The little joys of Elite: Dangerous' solo play suffice, though. Peals of thunder rumble past your ship in supercruise, and I don’t care if they're as fake as the pumped-in crowd noise at the Georgia Dome, because they sound great. Ditto for the sudden, 18-wheeler horn that accompanies a drop out of hyperspace into close proximity with a giant, iridescent star. The hottest of these visibly cook your ship if you get too close, which happens to be a requirement if you want to use a fuel scoop to replenish your stores on the fly. They're also functional light emitters in the game's engine, and you can see the shadow of your craft ripple down the side of a station if you get between the two bodies. There are a few curiosities out in the ether, too, though they’re harder to appreciate if you’re not an astrophysics hobbyist. For example, the chance discovery of a station orbiting, well, nothing, struck me as odd. There’s a term for this, apparently: a “LaGrange Point,” but instead of making me contemplate the wonder of the universe, it mostly brought ZZ Top to mind. Still, this a game where light years can be hopped in a moment, and yet the prospect of traveling from one end of Elite's map to the other remains inconceivable. It's hard to overstate how remarkable that is, how the simple act of playing a game can engender such an acute awareness of size and scale.
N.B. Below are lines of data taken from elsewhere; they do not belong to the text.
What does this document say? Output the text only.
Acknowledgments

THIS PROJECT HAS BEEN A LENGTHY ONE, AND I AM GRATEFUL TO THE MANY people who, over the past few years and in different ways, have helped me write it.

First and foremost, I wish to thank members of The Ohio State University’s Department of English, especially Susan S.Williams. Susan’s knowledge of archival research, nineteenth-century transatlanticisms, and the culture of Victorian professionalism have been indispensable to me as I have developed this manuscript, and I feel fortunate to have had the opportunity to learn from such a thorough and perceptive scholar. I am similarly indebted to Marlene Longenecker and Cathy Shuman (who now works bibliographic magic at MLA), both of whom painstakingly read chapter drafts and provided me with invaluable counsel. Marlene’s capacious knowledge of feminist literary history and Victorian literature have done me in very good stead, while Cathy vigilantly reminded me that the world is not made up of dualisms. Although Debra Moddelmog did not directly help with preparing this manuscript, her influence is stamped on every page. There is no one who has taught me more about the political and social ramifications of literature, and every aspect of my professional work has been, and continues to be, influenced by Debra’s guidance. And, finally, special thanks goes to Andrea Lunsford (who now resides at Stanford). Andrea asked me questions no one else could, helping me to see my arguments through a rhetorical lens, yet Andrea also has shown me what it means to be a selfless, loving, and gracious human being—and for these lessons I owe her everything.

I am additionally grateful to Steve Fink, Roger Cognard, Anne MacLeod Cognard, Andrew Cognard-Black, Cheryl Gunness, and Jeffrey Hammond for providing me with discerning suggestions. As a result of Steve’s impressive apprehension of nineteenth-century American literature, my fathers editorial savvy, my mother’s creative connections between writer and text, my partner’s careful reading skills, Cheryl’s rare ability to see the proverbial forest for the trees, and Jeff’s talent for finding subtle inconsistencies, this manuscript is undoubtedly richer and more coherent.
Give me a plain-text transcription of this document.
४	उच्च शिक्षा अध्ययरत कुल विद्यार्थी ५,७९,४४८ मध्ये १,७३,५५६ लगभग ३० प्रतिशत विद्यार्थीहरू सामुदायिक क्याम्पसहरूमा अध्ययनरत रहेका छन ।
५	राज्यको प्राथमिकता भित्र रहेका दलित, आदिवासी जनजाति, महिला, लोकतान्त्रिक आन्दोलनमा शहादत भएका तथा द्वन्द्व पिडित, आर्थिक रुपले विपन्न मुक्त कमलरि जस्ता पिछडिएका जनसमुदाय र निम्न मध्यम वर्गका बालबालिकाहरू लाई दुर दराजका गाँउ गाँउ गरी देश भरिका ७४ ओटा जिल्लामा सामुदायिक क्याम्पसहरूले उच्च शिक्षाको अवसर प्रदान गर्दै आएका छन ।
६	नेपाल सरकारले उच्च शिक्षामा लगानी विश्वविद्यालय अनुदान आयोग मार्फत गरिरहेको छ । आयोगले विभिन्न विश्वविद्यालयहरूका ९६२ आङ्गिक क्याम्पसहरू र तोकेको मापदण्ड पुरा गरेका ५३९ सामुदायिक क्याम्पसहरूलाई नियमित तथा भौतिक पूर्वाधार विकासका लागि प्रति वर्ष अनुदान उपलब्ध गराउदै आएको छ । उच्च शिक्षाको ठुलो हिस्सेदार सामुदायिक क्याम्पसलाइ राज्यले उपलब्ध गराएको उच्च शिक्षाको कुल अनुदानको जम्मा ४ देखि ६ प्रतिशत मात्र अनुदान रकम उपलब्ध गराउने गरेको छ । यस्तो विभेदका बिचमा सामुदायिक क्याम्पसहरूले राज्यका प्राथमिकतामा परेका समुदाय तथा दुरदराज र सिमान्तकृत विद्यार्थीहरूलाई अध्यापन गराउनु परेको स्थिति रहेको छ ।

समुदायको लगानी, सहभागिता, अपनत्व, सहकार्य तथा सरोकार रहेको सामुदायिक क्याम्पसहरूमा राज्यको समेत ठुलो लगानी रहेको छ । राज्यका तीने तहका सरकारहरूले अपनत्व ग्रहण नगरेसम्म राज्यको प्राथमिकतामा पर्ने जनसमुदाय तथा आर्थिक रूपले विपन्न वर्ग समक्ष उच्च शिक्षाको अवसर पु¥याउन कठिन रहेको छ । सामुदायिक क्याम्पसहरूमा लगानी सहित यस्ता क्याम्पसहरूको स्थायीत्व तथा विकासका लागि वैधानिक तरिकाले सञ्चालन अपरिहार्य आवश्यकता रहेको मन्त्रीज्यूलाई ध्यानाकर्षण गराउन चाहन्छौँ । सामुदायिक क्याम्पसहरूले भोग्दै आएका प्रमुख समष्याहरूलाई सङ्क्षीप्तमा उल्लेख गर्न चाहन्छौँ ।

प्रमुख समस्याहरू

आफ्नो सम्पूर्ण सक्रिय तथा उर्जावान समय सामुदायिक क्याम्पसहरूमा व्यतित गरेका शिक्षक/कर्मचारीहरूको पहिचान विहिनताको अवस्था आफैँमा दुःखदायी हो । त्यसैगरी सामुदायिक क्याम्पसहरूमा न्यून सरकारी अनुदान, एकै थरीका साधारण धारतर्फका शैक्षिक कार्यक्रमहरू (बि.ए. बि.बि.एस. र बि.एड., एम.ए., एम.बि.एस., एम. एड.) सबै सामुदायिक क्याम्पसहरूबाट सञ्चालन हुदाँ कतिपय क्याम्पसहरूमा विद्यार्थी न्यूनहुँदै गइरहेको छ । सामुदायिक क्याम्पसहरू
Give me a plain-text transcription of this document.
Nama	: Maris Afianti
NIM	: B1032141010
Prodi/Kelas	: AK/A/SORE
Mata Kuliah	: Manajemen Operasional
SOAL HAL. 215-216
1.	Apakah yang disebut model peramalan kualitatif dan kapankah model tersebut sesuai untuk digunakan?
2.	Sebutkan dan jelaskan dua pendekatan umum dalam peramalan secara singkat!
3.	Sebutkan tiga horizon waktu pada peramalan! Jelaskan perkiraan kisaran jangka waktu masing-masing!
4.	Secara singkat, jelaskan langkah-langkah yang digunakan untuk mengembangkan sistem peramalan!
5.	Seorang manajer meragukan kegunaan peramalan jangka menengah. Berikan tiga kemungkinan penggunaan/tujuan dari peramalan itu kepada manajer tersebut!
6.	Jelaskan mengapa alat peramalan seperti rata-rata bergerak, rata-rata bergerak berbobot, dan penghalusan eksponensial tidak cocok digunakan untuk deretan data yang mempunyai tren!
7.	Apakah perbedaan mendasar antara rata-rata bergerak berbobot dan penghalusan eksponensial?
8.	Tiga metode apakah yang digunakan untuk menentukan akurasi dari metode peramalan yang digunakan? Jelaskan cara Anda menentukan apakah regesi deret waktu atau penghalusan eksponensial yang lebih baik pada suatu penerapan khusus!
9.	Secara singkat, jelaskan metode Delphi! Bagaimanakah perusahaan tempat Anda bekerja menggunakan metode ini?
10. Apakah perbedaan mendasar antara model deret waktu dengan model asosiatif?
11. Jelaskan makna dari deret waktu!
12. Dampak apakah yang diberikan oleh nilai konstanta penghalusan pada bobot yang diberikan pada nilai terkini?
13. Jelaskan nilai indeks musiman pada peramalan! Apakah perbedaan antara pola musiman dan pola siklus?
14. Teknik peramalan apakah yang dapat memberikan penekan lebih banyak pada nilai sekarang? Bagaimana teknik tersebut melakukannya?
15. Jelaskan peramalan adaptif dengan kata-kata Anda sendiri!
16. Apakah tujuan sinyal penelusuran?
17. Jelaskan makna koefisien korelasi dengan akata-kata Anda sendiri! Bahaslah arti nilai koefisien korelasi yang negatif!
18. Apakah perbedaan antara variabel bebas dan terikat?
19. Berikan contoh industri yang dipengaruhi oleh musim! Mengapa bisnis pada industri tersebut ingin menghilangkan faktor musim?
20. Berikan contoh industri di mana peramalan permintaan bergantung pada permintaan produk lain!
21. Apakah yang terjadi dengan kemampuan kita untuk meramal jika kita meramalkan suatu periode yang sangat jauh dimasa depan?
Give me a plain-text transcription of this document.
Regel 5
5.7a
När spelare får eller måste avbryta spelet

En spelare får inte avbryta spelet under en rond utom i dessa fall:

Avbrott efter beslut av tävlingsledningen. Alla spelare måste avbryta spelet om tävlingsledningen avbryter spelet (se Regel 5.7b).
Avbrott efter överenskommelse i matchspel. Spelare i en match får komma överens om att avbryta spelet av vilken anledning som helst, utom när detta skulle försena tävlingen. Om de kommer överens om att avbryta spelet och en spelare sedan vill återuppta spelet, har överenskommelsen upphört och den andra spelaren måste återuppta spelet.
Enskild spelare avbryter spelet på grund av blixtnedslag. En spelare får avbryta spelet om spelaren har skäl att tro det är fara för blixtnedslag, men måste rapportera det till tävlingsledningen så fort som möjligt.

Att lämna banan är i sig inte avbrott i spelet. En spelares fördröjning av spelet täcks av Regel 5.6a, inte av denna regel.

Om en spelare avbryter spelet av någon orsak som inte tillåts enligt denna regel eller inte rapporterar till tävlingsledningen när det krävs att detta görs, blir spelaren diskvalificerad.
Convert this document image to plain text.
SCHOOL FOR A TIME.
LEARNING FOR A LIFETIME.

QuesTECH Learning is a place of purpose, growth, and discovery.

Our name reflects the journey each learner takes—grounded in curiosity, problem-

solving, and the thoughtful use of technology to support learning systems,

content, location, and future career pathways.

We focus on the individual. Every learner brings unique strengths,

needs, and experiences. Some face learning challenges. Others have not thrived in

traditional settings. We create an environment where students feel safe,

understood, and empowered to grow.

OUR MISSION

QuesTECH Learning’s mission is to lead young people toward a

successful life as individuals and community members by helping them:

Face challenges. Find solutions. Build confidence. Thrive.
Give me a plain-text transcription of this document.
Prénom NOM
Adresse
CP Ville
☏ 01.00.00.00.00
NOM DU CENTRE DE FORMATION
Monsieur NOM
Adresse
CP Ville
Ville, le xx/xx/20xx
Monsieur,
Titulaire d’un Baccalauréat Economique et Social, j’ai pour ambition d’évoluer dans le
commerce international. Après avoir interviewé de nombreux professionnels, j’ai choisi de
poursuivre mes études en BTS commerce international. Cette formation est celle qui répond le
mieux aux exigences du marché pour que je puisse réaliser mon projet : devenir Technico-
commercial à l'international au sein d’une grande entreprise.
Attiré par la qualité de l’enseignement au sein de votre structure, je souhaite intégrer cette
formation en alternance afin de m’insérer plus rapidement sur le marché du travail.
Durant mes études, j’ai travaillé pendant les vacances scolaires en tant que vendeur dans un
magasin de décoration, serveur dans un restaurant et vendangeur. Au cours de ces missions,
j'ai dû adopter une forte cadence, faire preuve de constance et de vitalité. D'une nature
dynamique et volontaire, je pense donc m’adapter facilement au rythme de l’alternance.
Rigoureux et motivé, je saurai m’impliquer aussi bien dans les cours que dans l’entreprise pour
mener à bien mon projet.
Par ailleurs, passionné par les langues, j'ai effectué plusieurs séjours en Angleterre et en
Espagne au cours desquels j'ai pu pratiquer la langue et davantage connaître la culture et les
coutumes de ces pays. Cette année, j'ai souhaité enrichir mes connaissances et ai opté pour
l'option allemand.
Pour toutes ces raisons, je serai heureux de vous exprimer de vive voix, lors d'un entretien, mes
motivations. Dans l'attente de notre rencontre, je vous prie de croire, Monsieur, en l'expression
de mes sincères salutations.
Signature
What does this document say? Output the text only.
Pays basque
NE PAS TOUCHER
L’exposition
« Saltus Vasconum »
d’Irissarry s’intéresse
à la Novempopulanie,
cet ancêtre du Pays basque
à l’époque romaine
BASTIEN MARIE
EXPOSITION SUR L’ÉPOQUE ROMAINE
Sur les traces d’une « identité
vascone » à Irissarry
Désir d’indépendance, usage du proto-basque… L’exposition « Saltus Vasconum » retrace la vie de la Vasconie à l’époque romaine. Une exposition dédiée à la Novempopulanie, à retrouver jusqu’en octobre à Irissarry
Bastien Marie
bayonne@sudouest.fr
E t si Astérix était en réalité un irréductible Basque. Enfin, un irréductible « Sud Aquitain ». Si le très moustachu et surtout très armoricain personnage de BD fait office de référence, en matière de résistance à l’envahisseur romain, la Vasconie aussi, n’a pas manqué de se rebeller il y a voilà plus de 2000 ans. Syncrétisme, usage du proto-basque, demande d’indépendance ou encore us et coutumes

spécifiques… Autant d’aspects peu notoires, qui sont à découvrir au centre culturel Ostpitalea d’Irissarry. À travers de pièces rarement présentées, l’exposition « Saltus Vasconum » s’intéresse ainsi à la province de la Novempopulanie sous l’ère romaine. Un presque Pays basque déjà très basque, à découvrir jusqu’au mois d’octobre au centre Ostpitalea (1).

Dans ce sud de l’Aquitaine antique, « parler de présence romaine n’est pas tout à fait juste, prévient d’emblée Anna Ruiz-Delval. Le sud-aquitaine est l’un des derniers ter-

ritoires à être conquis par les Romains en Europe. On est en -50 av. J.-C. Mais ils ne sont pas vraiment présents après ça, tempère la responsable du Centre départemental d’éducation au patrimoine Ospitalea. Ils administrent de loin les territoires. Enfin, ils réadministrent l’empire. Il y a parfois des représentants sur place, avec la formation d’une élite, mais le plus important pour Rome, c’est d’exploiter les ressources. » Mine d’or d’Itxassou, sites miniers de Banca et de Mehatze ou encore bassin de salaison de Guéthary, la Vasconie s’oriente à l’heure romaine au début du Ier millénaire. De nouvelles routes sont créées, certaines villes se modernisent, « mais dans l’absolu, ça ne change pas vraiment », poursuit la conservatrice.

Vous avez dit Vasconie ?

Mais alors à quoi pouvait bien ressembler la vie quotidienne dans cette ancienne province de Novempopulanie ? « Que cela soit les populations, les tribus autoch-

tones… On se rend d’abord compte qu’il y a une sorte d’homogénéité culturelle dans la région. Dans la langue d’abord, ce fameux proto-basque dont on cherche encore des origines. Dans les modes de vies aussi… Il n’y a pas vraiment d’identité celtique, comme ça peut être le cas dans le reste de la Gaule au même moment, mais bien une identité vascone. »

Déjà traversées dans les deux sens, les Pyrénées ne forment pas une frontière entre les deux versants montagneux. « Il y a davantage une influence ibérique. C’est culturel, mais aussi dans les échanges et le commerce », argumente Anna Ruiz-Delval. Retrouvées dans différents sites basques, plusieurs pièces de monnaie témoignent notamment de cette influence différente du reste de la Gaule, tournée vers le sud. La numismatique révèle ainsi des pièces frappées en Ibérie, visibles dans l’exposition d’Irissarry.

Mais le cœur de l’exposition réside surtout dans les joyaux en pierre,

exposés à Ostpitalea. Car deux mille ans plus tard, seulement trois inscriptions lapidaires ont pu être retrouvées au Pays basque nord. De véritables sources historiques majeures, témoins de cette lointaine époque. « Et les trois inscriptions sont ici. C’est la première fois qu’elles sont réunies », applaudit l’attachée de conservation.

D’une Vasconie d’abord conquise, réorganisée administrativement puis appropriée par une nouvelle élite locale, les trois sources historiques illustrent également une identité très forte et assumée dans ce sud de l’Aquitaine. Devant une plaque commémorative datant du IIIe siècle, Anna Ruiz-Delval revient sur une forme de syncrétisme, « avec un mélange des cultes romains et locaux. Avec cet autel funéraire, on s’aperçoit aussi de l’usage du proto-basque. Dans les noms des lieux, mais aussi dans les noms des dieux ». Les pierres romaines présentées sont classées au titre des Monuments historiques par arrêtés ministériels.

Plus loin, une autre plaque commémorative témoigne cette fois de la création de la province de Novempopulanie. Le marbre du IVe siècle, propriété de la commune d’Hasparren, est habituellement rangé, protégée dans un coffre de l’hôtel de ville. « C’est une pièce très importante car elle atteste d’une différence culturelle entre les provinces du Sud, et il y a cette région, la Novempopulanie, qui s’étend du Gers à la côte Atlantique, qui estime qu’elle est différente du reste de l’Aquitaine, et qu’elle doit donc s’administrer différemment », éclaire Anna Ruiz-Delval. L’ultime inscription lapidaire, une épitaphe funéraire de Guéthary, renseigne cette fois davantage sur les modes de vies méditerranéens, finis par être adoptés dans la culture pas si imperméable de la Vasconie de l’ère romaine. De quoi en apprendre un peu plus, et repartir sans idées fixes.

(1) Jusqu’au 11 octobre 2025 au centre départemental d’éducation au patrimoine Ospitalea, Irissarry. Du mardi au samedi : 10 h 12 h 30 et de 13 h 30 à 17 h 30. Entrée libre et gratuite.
It's an accomplishment in its own right, but that breadth doesn't come into play elsewhere in the experience. Like most space sims, Elite: Dangerous partitions the universe into discreet "rooms," in this case representing individual star systems. At a glance, it appears that almost a third of these systems purport to be in open rebellion, though you'd never know it from the pervasive quiet. Slaves are purchasable and tradable commodities, an inclusion that's sometimes played for ironic humor in the missions but usually rings as off-putting. The only way to interact with that underbelly of rebellion and slavery is from the comfort of my captain's chair, through a market speculation interface or a salvo of missiles. I pick up contracts for the assassination of high-ranking government officials on the same screen that I get my tea delivery requests.
Elite: Dangerous’ galaxy map zooms from galaxy-wide, down to individual stars.The old problem remains: when time and distance are bumped out to these impossible ranges, the only systems capable of following them out there are the most discreet and elastic ones. Trade just happens to scale well, a daisy chain of supply to demand, demand to supply, all the way to the white nothing at the edge of the universe. Perhaps the next true frontier is the search for a procedural generation system that can create something more ostentatious, something that can surprise…something not so visibly derived from an underlying system of ones and zeroes. But then, maybe it's there in Elite: Dangerous, in its way, and the problem is that I need to learn to start being more impressed by LaGrange points.